Manish Ranjan, research firm International Data Corporation’s program manager for software and cloud in the Middle East, Africa, and Turkey, said that looking at the Middle East in isolation, Saudi Arabia and the UAE are the biggest spenders on the public cloud services, with growth rates exceeding the market average.
“There are a lot of opportunities for the cloud in the region and Saudi Arabia is the right place for any cloud provider looking to tap into them. Under the Kingdom's proposed data regulations, vendors that have their own in-country data centres would certainly have the upper hand from a compliance and governance standpoint, particularly when it comes to serving the government, healthcare, and banking sectors,” he said.
For the same reason, he added that local telecom operators are better placed than their international counterparts as they can deliver software solutions, infrastructure, and development platforms as a service from in-country data centres.

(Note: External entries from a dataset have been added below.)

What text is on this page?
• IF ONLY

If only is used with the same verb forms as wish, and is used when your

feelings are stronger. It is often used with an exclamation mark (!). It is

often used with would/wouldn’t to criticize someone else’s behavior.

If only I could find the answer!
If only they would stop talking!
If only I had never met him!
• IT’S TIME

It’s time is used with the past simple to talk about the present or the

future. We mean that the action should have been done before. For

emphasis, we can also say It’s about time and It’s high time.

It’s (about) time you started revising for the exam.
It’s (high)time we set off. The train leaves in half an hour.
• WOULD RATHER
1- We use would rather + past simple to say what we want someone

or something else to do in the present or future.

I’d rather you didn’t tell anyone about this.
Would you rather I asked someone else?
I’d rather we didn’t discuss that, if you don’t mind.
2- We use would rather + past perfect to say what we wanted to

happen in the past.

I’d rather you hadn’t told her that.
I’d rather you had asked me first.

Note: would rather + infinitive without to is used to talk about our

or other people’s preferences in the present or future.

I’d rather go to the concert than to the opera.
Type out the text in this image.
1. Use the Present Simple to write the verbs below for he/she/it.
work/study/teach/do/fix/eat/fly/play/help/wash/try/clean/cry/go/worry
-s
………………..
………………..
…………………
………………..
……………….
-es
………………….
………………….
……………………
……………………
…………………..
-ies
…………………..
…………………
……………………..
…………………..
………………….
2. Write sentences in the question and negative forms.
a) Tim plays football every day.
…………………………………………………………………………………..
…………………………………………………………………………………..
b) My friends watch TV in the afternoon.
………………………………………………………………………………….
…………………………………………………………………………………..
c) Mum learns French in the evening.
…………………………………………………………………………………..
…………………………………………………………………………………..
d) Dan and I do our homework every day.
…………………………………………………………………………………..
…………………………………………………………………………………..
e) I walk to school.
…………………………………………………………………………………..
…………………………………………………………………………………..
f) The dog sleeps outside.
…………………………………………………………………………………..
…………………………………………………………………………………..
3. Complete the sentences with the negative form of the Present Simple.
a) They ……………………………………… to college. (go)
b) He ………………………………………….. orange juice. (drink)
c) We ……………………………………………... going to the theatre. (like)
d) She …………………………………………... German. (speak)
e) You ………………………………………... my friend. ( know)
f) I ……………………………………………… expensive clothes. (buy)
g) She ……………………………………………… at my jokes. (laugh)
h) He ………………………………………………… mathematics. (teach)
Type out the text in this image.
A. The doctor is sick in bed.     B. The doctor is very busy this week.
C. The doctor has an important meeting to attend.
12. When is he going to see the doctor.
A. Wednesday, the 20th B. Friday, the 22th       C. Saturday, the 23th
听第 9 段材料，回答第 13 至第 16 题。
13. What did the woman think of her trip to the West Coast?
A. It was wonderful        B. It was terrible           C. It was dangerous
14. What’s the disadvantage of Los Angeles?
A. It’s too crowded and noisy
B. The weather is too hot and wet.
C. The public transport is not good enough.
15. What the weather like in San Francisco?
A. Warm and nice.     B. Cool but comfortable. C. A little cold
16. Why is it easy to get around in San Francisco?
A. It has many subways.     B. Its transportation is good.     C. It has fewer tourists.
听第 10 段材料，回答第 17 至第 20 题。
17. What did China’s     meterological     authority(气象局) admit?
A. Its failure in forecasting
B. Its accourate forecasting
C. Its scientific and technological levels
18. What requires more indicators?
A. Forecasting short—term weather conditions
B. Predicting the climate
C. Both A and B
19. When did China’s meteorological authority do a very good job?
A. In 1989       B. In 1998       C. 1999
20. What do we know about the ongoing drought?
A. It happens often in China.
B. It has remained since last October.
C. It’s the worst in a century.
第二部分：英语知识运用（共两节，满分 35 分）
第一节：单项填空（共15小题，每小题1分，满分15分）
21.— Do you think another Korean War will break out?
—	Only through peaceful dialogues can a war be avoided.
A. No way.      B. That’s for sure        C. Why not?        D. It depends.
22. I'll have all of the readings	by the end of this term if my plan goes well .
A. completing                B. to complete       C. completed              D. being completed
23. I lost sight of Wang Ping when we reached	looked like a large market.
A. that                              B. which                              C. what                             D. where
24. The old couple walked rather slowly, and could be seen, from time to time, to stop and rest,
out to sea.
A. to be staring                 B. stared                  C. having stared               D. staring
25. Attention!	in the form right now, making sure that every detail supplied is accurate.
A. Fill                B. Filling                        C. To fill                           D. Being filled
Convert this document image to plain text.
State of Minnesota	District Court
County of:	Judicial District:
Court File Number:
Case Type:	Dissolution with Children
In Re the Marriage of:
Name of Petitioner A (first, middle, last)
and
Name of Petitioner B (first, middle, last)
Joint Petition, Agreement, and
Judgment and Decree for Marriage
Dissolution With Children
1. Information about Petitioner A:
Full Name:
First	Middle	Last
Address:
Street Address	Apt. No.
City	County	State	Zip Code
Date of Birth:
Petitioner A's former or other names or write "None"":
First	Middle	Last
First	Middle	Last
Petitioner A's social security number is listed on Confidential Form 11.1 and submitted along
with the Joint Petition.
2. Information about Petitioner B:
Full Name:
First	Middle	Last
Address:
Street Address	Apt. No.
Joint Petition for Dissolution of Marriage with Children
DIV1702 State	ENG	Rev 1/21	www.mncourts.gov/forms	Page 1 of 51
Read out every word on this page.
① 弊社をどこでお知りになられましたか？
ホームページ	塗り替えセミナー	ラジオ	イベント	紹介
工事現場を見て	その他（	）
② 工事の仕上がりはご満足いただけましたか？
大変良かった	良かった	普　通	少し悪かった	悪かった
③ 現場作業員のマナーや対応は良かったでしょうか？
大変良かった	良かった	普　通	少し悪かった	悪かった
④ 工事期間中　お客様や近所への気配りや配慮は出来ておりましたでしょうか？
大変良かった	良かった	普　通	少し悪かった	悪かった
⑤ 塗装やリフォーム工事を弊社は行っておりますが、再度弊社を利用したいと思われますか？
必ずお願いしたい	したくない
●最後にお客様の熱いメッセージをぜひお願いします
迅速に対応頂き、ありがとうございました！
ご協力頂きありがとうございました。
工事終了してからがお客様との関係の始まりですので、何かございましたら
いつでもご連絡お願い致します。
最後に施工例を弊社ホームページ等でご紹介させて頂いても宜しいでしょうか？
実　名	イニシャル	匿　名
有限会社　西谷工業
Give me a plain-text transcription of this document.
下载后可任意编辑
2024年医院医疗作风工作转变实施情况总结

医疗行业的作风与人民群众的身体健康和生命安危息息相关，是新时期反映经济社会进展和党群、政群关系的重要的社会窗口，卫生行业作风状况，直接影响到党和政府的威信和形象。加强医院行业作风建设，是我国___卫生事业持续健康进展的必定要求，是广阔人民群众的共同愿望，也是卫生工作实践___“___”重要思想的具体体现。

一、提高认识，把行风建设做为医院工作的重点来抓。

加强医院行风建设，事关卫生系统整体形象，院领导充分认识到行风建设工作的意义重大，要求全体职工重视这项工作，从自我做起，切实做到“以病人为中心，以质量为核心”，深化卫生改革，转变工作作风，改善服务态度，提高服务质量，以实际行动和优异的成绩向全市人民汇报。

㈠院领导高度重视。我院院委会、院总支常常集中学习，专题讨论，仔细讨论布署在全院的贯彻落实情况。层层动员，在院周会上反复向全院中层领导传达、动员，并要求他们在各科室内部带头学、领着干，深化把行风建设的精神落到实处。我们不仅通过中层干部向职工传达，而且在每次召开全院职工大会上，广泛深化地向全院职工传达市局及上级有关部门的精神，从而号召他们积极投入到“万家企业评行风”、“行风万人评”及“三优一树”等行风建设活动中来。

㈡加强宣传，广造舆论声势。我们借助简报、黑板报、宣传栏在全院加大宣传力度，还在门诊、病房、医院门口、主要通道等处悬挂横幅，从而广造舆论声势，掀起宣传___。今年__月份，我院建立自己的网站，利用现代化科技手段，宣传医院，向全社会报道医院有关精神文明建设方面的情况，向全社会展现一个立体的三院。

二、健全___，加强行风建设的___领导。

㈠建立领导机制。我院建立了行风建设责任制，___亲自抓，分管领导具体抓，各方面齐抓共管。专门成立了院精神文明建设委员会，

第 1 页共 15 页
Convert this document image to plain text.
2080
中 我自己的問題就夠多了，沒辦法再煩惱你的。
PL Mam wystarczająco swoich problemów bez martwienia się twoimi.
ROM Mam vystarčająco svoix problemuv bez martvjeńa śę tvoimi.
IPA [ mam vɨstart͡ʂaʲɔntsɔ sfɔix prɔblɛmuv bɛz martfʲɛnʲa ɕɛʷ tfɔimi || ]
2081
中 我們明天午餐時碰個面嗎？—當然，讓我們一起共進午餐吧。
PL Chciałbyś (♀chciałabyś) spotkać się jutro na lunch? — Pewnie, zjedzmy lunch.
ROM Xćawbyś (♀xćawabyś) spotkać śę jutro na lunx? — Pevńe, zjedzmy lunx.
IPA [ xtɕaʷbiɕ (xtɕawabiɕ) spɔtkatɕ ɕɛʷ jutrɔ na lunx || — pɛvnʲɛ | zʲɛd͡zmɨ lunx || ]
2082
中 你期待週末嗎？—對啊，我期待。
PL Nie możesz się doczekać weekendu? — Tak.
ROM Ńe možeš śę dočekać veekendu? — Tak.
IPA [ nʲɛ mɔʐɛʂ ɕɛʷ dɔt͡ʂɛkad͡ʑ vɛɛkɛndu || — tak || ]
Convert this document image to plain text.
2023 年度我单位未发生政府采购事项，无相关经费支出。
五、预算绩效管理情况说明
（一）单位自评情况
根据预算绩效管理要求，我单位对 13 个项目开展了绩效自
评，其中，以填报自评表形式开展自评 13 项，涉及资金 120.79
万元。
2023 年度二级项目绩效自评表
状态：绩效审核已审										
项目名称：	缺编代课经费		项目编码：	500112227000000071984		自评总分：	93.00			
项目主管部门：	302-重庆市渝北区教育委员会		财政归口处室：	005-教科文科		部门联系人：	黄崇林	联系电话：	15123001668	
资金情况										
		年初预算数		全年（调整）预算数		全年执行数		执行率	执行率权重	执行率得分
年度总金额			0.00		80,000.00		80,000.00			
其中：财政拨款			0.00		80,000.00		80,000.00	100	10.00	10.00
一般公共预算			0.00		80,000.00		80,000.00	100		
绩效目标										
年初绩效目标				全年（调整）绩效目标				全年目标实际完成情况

Total spending on public cloud services in the Middle East and Africa (MEA) is expected to reach $2.65 billion next year, up from $2.04 billion in 2019.
“Over the longer term, we expect the spending on public cloud services in the region to increase at a compound annual growth rate (CAGR) of 27.2% for the 2018-2023 period,” Ranjan said.
Al Thehaiban said that Oracle is the only company delivering a complete and integrated set of cloud services and building intelligence into every layer of the cloud.